Harren Jhoti (born 1962) is an Indian-born British structural biologist whose main interest has been rational drug design and discovery. He was president and chief executive officer (CEO) of biotechnology company Astex Pharmaceuticals ("Astex") which is located in Cambridge, United Kingdom until he left his position at the end of September 2025.

== Career ==
Jhoti co-founded Astex with Tom Blundell and Chris Abell in 1999. He pioneered the development of fragment-based drug discovery (FBDD), an approach now widely used in industry and academia, which identifies small molecules with potential therapeutic potential as part of the drug discovery process.
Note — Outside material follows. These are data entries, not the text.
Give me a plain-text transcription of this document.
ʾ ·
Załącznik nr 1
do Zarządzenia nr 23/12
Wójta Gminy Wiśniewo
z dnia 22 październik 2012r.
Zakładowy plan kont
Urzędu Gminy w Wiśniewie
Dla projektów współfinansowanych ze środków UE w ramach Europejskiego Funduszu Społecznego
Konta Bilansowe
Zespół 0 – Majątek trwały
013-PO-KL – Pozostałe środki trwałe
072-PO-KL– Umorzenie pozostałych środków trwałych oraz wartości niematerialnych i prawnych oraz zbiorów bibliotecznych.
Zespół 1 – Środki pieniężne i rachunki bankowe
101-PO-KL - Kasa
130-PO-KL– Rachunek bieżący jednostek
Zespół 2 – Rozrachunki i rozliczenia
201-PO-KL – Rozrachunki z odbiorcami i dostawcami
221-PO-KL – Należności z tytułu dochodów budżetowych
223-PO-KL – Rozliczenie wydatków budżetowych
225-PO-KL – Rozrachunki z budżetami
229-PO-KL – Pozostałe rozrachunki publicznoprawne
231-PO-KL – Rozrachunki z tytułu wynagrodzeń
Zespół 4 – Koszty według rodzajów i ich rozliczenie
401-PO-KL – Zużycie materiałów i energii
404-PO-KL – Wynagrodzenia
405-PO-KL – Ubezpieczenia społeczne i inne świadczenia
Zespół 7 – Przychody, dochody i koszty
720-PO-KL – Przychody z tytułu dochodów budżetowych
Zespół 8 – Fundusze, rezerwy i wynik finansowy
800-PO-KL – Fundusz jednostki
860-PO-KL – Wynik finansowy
Jhoti was Astex's chief scientific officer until November 2007 when he was appointed CEO. In 2013, Astex was acquired for around US$900 million and now operates as a wholly owned subsidiary of Otsuka Pharmaceutical Co. Ltd, headquartered in Tokyo, Japan.

Prior to Astex, Jhoti was head of structural biology at GlaxoWellcome (now GSK). Before founding Astex in 1999, he was head of structural biology and bioinformatics at GlaxoWellcome in the UK (1991-1999). Prior to GlaxoWellcome, Jhoti was a post-doctoral scientist at the University of Oxford.

Jhoti received both his BSc (Hons) in biochemistry in 1985 and PhD in protein crystallography in 1989 from the University of London.

== Honours, fellowships and awards ==
Jhoti's scientific achievements have been recognised by the Royal Society, the Royal Society of Chemistry, the Royal Society of Biology and the Academy of Medical Sciences. He has also received the UK BioIndustry Association (BIA)'s Lifetime Achievement Award (2018) and the European Federation for Medicinal Chemistry's Prous Institute-Overton and Meyer Award for New Technologies in Drug Discovery (2012). Jhoti has previously been recognised as the Royal Society of Chemistry's Entrepreneur of the Year Entrepreneur of the Year (2007). He has also served on the board of the BIA between 2013 and 2015.

Jhoti has been published in Nature and Science, and was featured in Time magazine after Astex was named a Technology Pioneer by the World Economic Forum in 2005.

Jhoti was appointed Officer of the Order of the British Empire (OBE) in the 2023 New Year Honours for services to cancer research and drug discovery.